For two years, William Thomas Sides was listed in Who's Who Among American Students. Now, the two teachers he says influenced him are sharing similar honors.
When the publication asked the 18-year-old Anne Arundel Community College freshman for nominees, his mind wandered back to Arthur Slade Regional Catholic School in Glen Burnie. Now, Ray Atkinson, 38, and Rosemary Wisniewski find themselves listed in Who's Who Among America's Teachers 1994.
"I was really honored that a child I'd had that many years ago and that I would see at different events would do this," said Mr. Atkinson, an intermediate math and science teacher. He has been teaching for 12 years and was Mr. Sides' fourth-grade teacher.
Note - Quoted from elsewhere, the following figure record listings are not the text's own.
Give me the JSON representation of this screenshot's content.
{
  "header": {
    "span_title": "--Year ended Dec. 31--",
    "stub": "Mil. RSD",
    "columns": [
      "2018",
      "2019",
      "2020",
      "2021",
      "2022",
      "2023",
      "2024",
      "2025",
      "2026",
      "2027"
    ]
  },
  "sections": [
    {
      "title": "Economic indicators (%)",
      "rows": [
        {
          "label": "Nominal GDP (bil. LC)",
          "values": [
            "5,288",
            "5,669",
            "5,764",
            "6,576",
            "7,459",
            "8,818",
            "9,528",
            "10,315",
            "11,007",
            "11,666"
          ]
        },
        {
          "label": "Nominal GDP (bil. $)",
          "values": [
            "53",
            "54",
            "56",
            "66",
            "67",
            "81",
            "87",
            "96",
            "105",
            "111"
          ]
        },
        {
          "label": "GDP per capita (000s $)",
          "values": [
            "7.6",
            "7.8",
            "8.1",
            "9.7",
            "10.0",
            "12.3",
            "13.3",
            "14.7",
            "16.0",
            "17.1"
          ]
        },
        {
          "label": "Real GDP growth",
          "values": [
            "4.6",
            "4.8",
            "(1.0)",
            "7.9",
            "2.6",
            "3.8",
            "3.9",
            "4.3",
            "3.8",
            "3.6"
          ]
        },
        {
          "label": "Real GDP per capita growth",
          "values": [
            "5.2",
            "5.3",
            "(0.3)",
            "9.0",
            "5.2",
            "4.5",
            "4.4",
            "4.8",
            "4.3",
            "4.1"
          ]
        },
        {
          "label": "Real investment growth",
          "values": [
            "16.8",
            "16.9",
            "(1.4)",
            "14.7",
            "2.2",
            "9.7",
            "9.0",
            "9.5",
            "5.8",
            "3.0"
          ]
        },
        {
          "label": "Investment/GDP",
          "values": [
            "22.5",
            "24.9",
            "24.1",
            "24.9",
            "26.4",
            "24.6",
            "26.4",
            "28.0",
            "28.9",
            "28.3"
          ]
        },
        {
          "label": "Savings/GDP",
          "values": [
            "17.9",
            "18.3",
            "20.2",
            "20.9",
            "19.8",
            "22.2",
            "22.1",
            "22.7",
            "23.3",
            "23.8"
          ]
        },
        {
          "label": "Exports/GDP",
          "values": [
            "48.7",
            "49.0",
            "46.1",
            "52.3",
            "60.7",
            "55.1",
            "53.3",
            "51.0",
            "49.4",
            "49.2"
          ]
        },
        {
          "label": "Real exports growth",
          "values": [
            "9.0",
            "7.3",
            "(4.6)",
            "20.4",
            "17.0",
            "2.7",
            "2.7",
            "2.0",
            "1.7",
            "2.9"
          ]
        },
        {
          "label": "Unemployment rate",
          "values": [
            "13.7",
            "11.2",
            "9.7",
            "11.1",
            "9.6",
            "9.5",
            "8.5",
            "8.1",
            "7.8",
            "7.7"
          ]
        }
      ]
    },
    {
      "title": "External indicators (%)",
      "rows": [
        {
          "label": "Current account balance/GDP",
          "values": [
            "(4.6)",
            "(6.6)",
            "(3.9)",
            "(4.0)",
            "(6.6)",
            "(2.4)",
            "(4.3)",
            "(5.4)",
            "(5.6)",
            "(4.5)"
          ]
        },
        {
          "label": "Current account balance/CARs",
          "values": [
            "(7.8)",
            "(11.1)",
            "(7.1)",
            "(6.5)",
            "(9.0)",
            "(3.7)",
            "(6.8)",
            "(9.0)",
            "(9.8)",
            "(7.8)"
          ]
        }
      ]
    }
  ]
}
"Sometimes you can tell when you've touched a child's life. Sometimes you can tell you made a difference. But I'm not sure what I did to influence Tommy's life," said Mrs. Wisniewski, a junior high math teacher. She taught Mr. Sides in the seventh and eighth grades.
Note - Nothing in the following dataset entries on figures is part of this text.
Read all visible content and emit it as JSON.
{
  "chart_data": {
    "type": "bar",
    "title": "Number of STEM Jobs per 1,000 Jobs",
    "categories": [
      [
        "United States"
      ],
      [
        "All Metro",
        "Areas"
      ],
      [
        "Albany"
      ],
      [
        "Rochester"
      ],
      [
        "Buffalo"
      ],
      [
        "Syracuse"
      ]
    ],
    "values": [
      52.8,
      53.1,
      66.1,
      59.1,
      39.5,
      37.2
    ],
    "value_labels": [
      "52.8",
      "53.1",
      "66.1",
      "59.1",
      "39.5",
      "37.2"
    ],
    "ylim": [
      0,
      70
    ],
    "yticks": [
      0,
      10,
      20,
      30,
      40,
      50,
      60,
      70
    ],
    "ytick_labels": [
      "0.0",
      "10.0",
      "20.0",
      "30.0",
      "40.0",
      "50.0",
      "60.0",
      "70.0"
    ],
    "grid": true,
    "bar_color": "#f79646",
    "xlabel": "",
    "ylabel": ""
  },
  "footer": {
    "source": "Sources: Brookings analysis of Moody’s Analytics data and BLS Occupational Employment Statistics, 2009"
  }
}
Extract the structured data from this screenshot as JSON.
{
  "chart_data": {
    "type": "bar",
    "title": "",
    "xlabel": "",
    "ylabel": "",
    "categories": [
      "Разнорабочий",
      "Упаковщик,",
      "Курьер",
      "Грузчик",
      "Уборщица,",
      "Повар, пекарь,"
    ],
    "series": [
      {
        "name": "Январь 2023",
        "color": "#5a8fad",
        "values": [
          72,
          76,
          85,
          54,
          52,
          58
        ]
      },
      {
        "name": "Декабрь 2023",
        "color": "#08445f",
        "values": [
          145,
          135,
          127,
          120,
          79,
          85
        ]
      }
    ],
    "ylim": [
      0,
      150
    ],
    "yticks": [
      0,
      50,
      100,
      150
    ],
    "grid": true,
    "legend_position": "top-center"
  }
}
Mrs. Wisniewski may not remember, but Mr. Sides has not forgotten those days in junior high.
"She was kind of like a mom," he said of Mrs. Wisniewski, who has been a teacher for 26 years.
Mrs. Wisniewski said the maternal touch is part of her teaching style.
"When I'm teaching them, they are my kids," said Mrs. Wisniewski, who lives in Severn. "I treat them like my own kids. I have high expectations of them and I try to get them lovingly to where they should be."
Mr. Sides, of Arnold, remembers a time when Mrs. Wisniewski made his class take a quiz at the beginning of the school year. Only he and another student passed the test. Mrs. Wisniewski made the entire class retake the test until everyone passed, he said.
Both teachers remember Mr. Sides as a good, quiet, persistent youngster. He remembers them as his favorite teachers and said he nominated them because they made learning fun. They also pushed students to excel, using gentle encouragement, telling students it was OK to make mistakes because mistakes were a part of learning, he said. They were people he felt he could talk to.
The teachers learned about their nominations in different ways. Mrs. Wisniewski said she didn't know Mr. Sides had nominated her until she received a letter from Who's Who.
Mr. Atkinson, of Brooklyn Park, said he found a note from Mr. Sides in his mailbox at work toward the end of the last school year. The let ter said Mr. Sides wanted to talk to him.
Mr. Sides, who was listed in Who's Who during his junior and senior years of high school at Mount St. Joseph's in Baltimore, said it was Mr. Atkinson who sparked his interest in science.
He recalled one lesson on inertia in which Mr. Atkinson used a tennis ball attached to a string to illustrate that objects tend to move in straight lines when not hindered.
He says the whole class sat in rapt attention as Mr. Atkinson swung the ball around his head several times before letting it go.
"It went straight," said Mr. Sides.
Both teachers said that they try to make learning fun. For example, when Mrs. Wisniewski teaches about perpendicular lines, she asks students to think of real-life objects that appear to be perpendicular to the ground. As the students contemplate the world around them, they often mention flag and light poles, she said.